Depuis plusieurs mois, la situation sécuritaire se dégrade sur plusieurs fronts : À Kinshasa, la criminalité urbaine alimente un sentiment d’insécurité grandissant. Dans les grandes villes, les cas de braquages et d’actes violents se multiplient. À l’Est, la crise persistante continue de peser sur l’image globale de l’État
Dans ce contexte, le ministère de l’Intérieur apparaît comme un maillon stratégique… mais aussi vulnérable.
La question se pose avec acuité : Jacquemain Shabani Lukoo est-il réellement le principal responsable, ou devient-il le fusible d’un système sous pression ? Car la sécurité en RDC ne dépend pas d’un seul acteur. Elle implique une chaîne complexe : forces de police, services de renseignement, autorités provinciales, voire décisions politiques au sommet de l’État. Dès lors, cette motion peut être lue de deux manières : Une exigence légitime de redevabilité, face à une insécurité ressentie au quotidien par la population; Un signal politique, traduisant des tensions internes ou des repositionnements au sein de la majorité.
Avec 56 signatures déjà réunies, l’initiative du député Laddy Yangotikala envoie un message clair : une frange non négligeable de l’Assemblée souhaite un débat de fond sur la sécurité. Mais au-delà du cas Shabani, c’est la cohésion même de la majorité parlementaire qui est mise à l’épreuve. Une motion de défiance n’est jamais anodine. Elle expose publiquement les fractures, les frustrations et parfois les rivalités internes. Et dans un contexte où les attentes sociales sont fortes, chaque prise de position devient hautement politique.

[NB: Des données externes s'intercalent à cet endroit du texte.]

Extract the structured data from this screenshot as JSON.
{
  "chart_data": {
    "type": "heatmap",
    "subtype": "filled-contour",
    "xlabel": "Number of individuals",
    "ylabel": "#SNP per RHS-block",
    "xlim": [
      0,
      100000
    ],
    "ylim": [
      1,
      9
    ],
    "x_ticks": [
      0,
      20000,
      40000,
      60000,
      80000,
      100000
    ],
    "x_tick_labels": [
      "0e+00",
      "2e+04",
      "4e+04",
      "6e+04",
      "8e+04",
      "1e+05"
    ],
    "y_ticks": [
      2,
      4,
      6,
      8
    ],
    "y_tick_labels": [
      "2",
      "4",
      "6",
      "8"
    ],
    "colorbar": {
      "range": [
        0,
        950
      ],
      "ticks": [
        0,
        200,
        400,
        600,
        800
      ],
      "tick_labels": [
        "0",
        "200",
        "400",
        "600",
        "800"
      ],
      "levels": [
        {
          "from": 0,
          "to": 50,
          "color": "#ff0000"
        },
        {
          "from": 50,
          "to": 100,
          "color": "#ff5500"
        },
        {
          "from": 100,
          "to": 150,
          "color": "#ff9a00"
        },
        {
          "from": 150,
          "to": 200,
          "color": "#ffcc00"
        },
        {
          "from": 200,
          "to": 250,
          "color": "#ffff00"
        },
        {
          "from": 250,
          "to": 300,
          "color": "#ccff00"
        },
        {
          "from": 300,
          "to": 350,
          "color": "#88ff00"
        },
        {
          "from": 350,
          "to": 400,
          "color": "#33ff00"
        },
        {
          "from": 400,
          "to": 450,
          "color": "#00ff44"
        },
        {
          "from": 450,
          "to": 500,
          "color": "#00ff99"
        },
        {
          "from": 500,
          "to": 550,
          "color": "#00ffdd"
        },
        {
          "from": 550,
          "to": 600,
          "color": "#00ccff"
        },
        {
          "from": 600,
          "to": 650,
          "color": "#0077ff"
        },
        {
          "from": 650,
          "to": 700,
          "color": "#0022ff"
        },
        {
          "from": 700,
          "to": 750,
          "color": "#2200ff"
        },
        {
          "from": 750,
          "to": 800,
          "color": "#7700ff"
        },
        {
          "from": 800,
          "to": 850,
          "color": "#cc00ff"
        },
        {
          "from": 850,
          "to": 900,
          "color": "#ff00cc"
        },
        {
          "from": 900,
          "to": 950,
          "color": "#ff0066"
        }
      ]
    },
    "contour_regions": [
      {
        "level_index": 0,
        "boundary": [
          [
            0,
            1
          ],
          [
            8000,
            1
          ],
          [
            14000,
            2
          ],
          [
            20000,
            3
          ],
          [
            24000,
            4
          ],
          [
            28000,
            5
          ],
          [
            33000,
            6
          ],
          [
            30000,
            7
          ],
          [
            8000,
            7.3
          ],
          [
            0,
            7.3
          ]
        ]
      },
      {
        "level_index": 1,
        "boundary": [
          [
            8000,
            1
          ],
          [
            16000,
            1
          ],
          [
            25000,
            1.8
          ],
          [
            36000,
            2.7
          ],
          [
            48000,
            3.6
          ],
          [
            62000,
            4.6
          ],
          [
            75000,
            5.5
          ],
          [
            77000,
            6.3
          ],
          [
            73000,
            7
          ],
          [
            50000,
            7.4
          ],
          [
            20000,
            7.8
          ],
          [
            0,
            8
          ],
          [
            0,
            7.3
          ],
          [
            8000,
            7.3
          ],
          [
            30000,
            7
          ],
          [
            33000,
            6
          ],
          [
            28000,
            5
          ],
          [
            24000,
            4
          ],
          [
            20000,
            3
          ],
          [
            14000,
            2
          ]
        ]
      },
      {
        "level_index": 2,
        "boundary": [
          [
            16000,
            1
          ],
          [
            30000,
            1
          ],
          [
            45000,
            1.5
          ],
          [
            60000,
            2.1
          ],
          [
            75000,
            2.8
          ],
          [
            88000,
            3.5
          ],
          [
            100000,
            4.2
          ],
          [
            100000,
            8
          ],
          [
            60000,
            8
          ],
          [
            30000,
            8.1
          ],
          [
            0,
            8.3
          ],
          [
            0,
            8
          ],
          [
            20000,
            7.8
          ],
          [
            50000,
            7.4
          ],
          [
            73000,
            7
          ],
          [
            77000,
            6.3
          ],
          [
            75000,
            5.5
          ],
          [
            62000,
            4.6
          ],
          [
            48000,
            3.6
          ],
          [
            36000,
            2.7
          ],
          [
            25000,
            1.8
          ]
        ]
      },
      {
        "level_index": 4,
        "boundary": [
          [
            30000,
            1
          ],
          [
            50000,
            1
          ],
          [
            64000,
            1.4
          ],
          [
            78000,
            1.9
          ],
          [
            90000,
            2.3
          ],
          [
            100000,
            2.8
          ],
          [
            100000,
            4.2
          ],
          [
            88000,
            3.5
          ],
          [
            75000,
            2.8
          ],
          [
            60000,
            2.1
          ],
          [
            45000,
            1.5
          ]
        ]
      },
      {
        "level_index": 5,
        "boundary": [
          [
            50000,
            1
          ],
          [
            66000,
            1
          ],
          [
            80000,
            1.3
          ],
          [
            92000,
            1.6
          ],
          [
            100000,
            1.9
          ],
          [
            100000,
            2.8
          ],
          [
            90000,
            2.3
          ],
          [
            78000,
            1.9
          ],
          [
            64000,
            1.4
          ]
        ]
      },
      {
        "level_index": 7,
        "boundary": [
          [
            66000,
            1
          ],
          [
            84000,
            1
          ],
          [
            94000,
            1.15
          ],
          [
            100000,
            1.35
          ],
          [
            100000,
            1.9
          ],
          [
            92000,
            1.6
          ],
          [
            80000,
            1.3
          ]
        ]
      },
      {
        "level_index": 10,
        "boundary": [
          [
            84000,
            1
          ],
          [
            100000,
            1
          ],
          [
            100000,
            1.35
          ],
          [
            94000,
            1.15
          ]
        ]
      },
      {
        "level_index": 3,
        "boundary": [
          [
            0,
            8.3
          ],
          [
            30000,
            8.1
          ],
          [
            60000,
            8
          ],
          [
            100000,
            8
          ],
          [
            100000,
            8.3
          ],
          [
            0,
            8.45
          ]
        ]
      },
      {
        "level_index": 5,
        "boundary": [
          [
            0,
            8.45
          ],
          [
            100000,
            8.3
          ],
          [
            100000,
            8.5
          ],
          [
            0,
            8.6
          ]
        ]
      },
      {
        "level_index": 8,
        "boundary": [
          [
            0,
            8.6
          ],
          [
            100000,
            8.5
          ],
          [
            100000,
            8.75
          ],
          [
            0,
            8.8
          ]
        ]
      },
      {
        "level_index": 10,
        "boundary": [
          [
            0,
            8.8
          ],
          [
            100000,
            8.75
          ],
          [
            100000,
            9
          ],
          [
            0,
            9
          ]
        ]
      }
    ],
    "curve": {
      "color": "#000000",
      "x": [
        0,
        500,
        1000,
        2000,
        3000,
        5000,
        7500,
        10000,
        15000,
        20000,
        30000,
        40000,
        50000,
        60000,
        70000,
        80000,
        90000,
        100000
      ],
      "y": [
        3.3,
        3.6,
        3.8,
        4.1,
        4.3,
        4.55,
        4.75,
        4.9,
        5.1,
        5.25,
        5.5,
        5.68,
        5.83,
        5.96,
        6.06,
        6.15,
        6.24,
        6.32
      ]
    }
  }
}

Cette séquence parlementaire intervient à un moment critique. L’insécurité n’est plus seulement une question sectorielle : elle est devenue un enjeu central de gouvernance. Pour le gouvernement, le défi est double : Rassurer une population inquiète, en apportant des réponses concrètes et visibles, Maintenir une stabilité politique, en évitant que la question sécuritaire ne se transforme en crise institutionnelle.
La suite dépendra désormais de plusieurs facteurs : la capacité du Vice-Premier ministre à défendre son bilan, l’évolution du rapport de forces au sein de l’Assemblée et surtout, la pression de l’opinion publique. Une chose est certaine : cette motion dépasse la personne de Jacquemain Shabani Lukoo. Elle pose une question essentielle, presque brutale : l’État congolais est-il aujourd’hui en mesure de garantir la sécurité de ses citoyens ? Le débat est lancé. Et il s’annonce décisif.